West Limerick 102
- Newcastle West; Ireland;
- Broadcast area: West County Limerick
- Frequencies: 102.2 MHz, Newcastle West/Rathkeale area; 101.6 MHz, Shannon Estuary area; 101.4 MHz, Abbeyfeale area;

Programming
- Format: Community radio
- Affiliations: CRAOL

History
- Founded: 2004
- First air date: May 2005
- Last air date: July 14, 2026
- Former names: West Limerick Community Radio

Technical information
- Licensing authority: Broadcasting Authority of Ireland

= West Limerick 102 =

Community radio station in West Limerick, Ireland

West Limerick 102 was a community radio station broadcasting to the western parts of County Limerick in Ireland. The station operated on a non-commercial basis with a license issued by the Broadcasting Commission of Ireland. The station went on air in May, 2005 and was officially opened by then Taoiseach Bertie Ahern in April 2006. The station ceased broadcasting on 14 July 2026.

The station had studios in Newcastle West, Abbeyfeale and Rathkeale.

The schedule featured a mixture of programmes covering local news and current affairs, as well as music shows appealing to diverse musical tastes, including country, rock and Irish traditional music.

West Limerick 102 was a member of CRAOL, the Community Radio Forum of Ireland.

==History and background==
West Limerick 102 was the first ever radio license issued specifically for West Limerick.

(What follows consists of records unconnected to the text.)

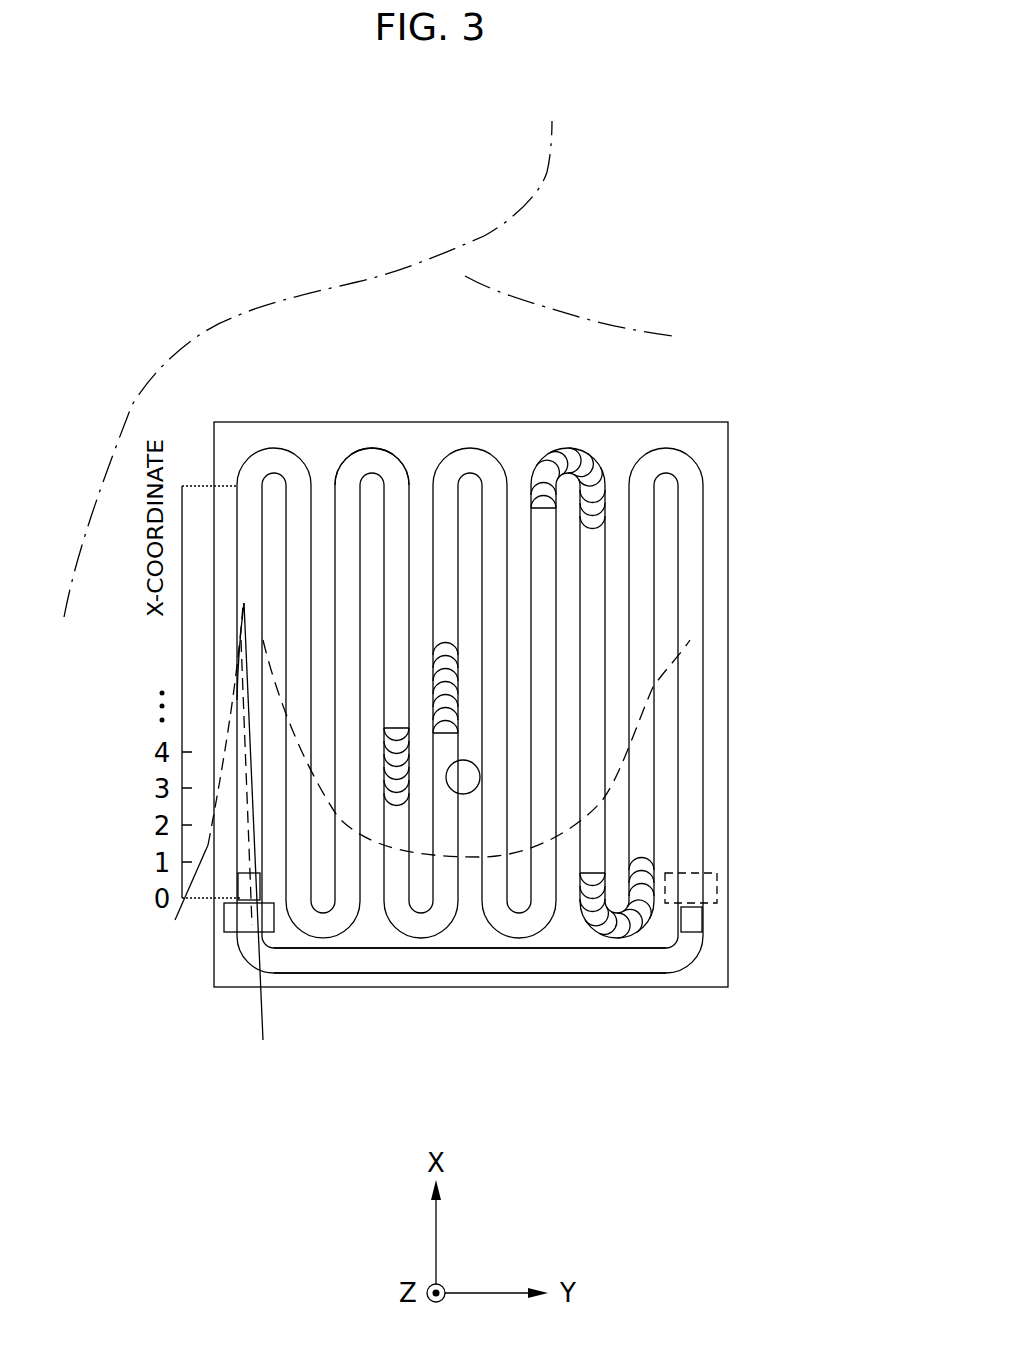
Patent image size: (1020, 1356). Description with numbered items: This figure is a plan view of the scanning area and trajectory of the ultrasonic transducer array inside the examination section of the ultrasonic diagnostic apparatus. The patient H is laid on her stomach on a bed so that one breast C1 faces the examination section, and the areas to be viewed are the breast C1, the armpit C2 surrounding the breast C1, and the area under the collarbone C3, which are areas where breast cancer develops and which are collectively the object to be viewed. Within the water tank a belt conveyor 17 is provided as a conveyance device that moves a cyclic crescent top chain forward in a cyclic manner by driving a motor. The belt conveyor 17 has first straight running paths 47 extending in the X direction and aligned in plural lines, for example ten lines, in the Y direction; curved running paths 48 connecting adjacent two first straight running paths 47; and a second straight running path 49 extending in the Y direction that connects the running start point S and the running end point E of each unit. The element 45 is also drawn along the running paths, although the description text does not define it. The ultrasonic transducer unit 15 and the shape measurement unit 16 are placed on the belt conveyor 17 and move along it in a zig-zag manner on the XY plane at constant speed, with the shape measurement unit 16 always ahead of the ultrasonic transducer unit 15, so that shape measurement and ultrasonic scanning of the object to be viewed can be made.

The ultrasonic transducer unit 15 is at (250, 935).
The shape measurement unit 16 is at (228, 906).
The belt conveyor 17 is at (708, 706).
The heat transfer medium 45 is at (573, 458).
The first straight running paths 47 is at (703, 625).
The curved running paths 48 is at (374, 449).
The second straight running path 49 is at (415, 975).
The patient H is at (232, 318).
The running start point S is at (261, 953).
The running end point E is at (679, 956).
The breast C1 is at (565, 772).
The armpit C2 is at (255, 690).
The area under the collarbone C3 is at (518, 488).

The level of interest in having a dedicated station for the region had been tested in 2003 and 2004 by an unlicensed radio operation called NCW 103 (later known as NCW 106 following a move in frequency). In sharp contrast to many pirate radio operations that had previously operated in the Limerick region, the primary focus of NCW was to measure the feasibility of such a station; having determined that the interest did indeed exist, the operators of NCW voluntarily shut down the operation and applied to the Broadcasting Commission of Ireland (BCI) for a license to serve the area.

The initial offering from the BAI was a 30-day temporary license, and following a significant expansion of the team of volunteers and presenters, the station went on air as "West Limerick Community Radio" for the month of June 2004. Broadcasting solely on 102.2FM, the initial pilot covered a range of about 5 miles from studios in the square in Newcastle West.

Following the relative success of the pilot, an application was made to the BCI for a full-time operation, which was subsequently granted, allowing the current station to arrive on-air in May 2005, with an expanded coverage which reached Limerick City and South Clare, as well as additional dedicated studio facilities in Abbeyfeale and Rathkeale.

The station closed down and ceased broadcasting on 14 July 2026.